MrHeff was specifically told not to over engineer - very strict budget.
She designed the turrets that house the cannons.
We’re currently in the throes of painting. One of our upstairs bedrooms had a curious outwards bulge in the plasterboard, just above the skirting board. It’s a 40 year-old house on stumps, so I thought perhaps there’s been some settling and shifting over the years resulting in some downwards pressure. I did think it a bit weird though that it was at the bottom of the wall rather than the top.
In preparation for painting it was time to open the wall up and see what was going on. Got the skirt off and cut out a section of the plasterboard, only to discover a farking great chunk of cement down in the wall cavity, which had set hard against the plasterboard.
Started trying to chip it back, so as to be level with the wall frame, but decided it would be best removed enitrely. Just to be completely annoying it had set over several partially hit-in nails, which made it a pain-in-the-arse to shift - had to cut a bigger section of the plasterboard out and smash the cement into bits with a hammer and chisel. Messy work…
Tidied, framed it out, screwed and stuck down the bowed plasterboard, bogged up the screwholes, have a section of plasterboard cut and will shortly be screwing it in and begin the process of filling, sanding and finalising.
Over-engineered it? Probably… but it won’t move, has given the existing and replacement plaster sections something to be fastened to, and it will do the job. I ain’t no plasterer…
Can I just say though… in equal parts… fark the brickie (who decided to tip what I assume was leftover cement into the wall) and fark the plasterer (who decided to plaster up against unset cement)…
We had a debacle with a new slab that didn’t meet the required hardness for grind/polishing.
So it had to be removed at someone else’s expense. (A huge waste, and I would have preferred to simply get my money back and keep the slab)
New concrete supplier, new concreter.
After a month of waiting for it to cure, which is a lot longer than paint to dry, on Monday, we get to see the first grind.
Fingers crossed…
Good luck…
I have a good mate in the building game. Some of the stories he has told me about slabs… in particular where either the slab has been poured in the wrong spot (sometimes by metres) or wasn’t ground correctly (but wasn’t identified as an issue until after the actual build had long since commenced).
Yes a mate came over. He’s an ex concreter and now does inspections on defects for Lendlease. He said that some crazy stuff gets signed off, that turns out to be below standard, needing to be ripped out and started again. He was actually ok with our slab, and it was structurally sound if it was going to be covered. But for a high end polished finish it was gonna be a disaster.
Selling my house soon but some of the renos I did 20 years ago need a bit of renewing. I was never happy with the tiles in this bathroom so have redone the floor (grout not done yet). I wish I had done it 10 years ago!
Add about 25% on to your expected budget.
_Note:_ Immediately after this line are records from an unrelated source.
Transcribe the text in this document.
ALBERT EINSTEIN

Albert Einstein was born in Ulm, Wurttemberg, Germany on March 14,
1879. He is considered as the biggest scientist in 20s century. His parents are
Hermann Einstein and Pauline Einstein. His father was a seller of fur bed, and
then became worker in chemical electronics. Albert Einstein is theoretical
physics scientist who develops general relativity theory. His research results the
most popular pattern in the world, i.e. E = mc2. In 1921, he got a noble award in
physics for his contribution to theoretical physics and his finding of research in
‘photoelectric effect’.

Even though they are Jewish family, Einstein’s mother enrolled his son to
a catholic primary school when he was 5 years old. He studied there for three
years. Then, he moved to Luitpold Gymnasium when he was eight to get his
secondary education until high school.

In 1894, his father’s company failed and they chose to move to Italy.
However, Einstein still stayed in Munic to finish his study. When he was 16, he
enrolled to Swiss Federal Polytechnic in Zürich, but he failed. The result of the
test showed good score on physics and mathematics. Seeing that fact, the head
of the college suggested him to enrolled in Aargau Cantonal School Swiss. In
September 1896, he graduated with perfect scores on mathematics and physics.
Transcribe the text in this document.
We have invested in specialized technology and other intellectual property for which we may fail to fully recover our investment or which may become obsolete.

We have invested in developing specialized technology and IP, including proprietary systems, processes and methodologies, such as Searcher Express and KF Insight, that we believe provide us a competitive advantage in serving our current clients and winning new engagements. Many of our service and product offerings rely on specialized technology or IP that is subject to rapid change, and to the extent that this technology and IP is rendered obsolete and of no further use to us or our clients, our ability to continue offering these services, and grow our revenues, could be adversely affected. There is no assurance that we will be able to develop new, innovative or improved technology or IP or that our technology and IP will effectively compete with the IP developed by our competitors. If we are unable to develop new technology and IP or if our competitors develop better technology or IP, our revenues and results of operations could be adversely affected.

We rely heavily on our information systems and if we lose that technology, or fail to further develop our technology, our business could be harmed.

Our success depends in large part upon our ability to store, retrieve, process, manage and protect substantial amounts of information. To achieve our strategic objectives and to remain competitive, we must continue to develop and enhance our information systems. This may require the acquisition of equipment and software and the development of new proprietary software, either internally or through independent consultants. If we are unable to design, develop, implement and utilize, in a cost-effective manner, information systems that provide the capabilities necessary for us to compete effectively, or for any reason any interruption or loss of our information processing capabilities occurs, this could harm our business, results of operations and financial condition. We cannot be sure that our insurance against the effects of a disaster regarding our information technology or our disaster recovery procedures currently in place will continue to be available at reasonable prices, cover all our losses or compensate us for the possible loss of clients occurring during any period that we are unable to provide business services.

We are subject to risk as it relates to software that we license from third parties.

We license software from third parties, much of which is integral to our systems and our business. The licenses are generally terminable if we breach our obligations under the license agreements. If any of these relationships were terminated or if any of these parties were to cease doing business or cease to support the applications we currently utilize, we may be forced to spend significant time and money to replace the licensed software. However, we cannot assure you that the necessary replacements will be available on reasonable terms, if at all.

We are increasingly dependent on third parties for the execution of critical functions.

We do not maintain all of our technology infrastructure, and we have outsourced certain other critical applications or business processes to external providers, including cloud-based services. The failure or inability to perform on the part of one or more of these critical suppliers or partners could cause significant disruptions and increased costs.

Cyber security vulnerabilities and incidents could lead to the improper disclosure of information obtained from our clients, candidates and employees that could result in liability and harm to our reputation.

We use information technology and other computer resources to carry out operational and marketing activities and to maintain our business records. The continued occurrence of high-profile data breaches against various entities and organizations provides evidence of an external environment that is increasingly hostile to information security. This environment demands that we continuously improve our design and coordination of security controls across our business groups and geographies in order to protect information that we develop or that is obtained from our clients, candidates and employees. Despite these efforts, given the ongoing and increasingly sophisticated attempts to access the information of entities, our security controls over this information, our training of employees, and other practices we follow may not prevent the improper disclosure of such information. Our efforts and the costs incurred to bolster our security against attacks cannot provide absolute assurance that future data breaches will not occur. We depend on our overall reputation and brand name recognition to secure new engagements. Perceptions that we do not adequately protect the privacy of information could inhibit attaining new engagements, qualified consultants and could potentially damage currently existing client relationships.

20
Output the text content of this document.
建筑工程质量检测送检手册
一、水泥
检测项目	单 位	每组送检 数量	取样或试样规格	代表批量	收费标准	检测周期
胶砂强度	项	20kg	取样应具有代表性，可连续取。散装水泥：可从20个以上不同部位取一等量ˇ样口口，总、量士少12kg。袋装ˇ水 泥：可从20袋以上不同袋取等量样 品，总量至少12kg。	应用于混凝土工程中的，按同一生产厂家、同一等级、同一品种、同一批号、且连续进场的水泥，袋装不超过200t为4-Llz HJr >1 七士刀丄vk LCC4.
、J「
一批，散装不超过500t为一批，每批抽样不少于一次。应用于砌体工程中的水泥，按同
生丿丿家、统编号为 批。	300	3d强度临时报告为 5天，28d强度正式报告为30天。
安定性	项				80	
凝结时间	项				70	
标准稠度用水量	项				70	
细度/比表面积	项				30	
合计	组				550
Most things end up costing a bit more than you anticipate, and there will always be unexpected challenges that have to be sorted.
Use quality tradies if you can find them.
Yep good advice. Have factord it in. MrHeff knows the builder- really good quality builds.
We’ve been renovating for most of this year. Just need them to do the granny flat, landscaping then it’s done.
The best advice I can give. Be kind to yourself and your family. It’s farkin stressful. Much more stressful than following the bombers.
Things go wrong. Costs blow out. What works on paper sometimes doesn’t work out.